Lewis was an important decision because it was the first real test by a trustee of the limits of s.283A of the IA 1986.  That attempt by the trustee to retain the benefit of a rising market beyond the three-year use it or lose it deadline failed.  The further suggestions in this article offer alternative possible strategies for trustees.  Whether or not these strategies will prove successful is uncertain.  Although it is difficult to detect any principled objection to them on the fact of s.283A of the IA1986, this was probably also the considered view of the trustee and his advisers in Lewis itself.  The trustee failed only because of a narrow and restrictive (and not necessarily correct) interpretation of the word realise and the generally purposive approach of the Court of Appeal.  It appears that the industry would benefit from a particularly bullish insolvency practitioner who would like to attempt one or more of these untested manoeuvres for the first time: volunteers are invited!
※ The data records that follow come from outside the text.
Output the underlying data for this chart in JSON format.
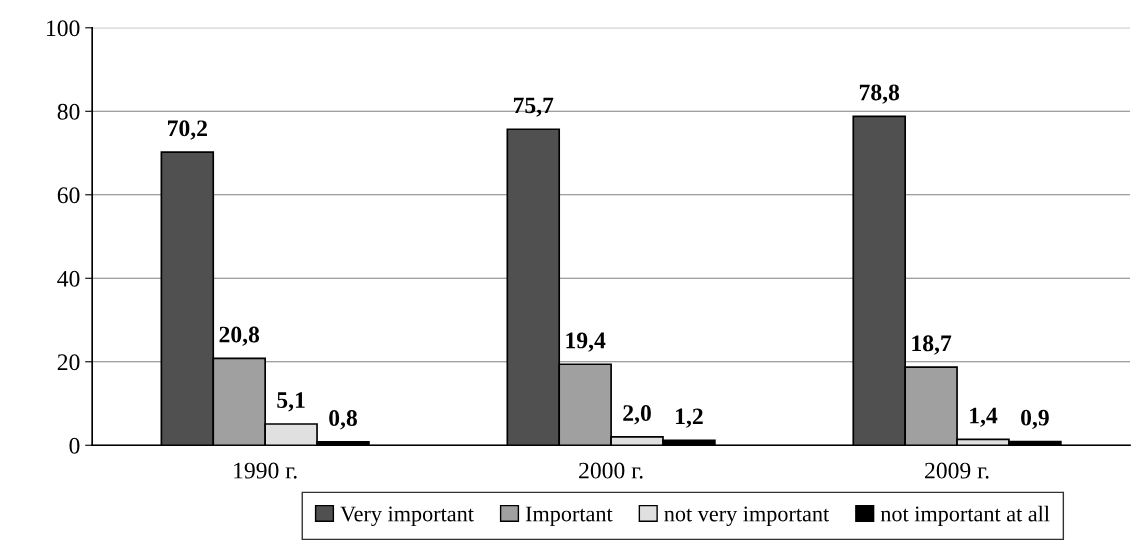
{
  "chart_data": {
    "type": "bar",
    "categories": [
      "1990 г.",
      "2000 г.",
      "2009 г."
    ],
    "series": [
      {
        "name": "Very important",
        "color": "#505050",
        "values": [
          70.2,
          75.7,
          78.8
        ],
        "value_labels": [
          "70,2",
          "75,7",
          "78,8"
        ]
      },
      {
        "name": "Important",
        "color": "#a0a0a0",
        "values": [
          20.8,
          19.4,
          18.7
        ],
        "value_labels": [
          "20,8",
          "19,4",
          "18,7"
        ]
      },
      {
        "name": "not very important",
        "color": "#e0e0e0",
        "values": [
          5.1,
          2.0,
          1.4
        ],
        "value_labels": [
          "5,1",
          "2,0",
          "1,4"
        ]
      },
      {
        "name": "not important at all",
        "color": "#000000",
        "values": [
          0.8,
          1.2,
          0.9
        ],
        "value_labels": [
          "0,8",
          "1,2",
          "0,9"
        ]
      }
    ],
    "ylim": [
      0,
      100
    ],
    "yticks": [
      0,
      20,
      40,
      60,
      80,
      100
    ],
    "grid": "y",
    "legend": "bottom"
  }
}
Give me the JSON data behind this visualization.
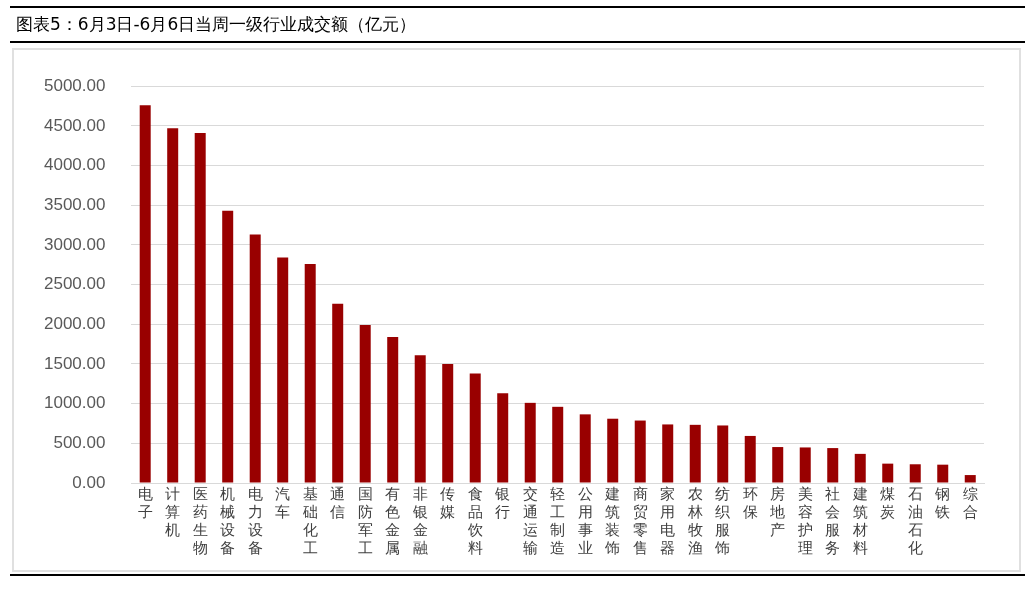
{
  "chart_data": {
    "type": "bar",
    "title": "图表5：6月3日-6月6日当周一级行业成交额（亿元）",
    "categories": [
      "电子",
      "计算机",
      "医药生物",
      "机械设备",
      "电力设备",
      "汽车",
      "基础化工",
      "通信",
      "国防军工",
      "有色金属",
      "非银金融",
      "传媒",
      "食品饮料",
      "银行",
      "交通运输",
      "轻工制造",
      "公用事业",
      "建筑装饰",
      "商贸零售",
      "家用电器",
      "农林牧渔",
      "纺织服饰",
      "环保",
      "房地产",
      "美容护理",
      "社会服务",
      "建筑材料",
      "煤炭",
      "石油石化",
      "钢铁",
      "综合"
    ],
    "values": [
      4760,
      4470,
      4410,
      3430,
      3130,
      2840,
      2760,
      2260,
      1990,
      1840,
      1610,
      1500,
      1380,
      1130,
      1010,
      960,
      865,
      810,
      787,
      738,
      733,
      725,
      593,
      453,
      448,
      440,
      367,
      244,
      236,
      231,
      100
    ],
    "color": "#990000",
    "ylim": [
      0,
      5000
    ],
    "yticks": [
      {
        "value": 0,
        "label": "0.00"
      },
      {
        "value": 500,
        "label": "500.00"
      },
      {
        "value": 1000,
        "label": "1000.00"
      },
      {
        "value": 1500,
        "label": "1500.00"
      },
      {
        "value": 2000,
        "label": "2000.00"
      },
      {
        "value": 2500,
        "label": "2500.00"
      },
      {
        "value": 3000,
        "label": "3000.00"
      },
      {
        "value": 3500,
        "label": "3500.00"
      },
      {
        "value": 4000,
        "label": "4000.00"
      },
      {
        "value": 4500,
        "label": "4500.00"
      },
      {
        "value": 5000,
        "label": "5000.00"
      }
    ],
    "grid": "y",
    "legend": false
  }
}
[1] Lewis v Metropolitan Property Realisations Ltd [2008] EWHC 2760 (Ch); [2009] BPIR 79 (before Proudman J), Lewis v Metropolitan Property Realisations Ltd [2009] EWCA Civ 448; [2009] BPIR 820 (before Laws and Thomas LJJ and Mann J).

[2] Avis v Turner [2007] EWCA Civ 748; [2008] Ch 218.

[3] Lewis [2008] EWHC 2760 (Ch); [2009] BPIR 79 at [32].

[4] Lewis [2009] EWCA Civ 448; [2009] BPIR 820 at [24].

[5] Lewis [2009] EWCA Civ 448; [2009] BPIR 820 at [31].

[6] Lewis [2009] EWCA Civ 448; [2009] BPIR 820 at [25].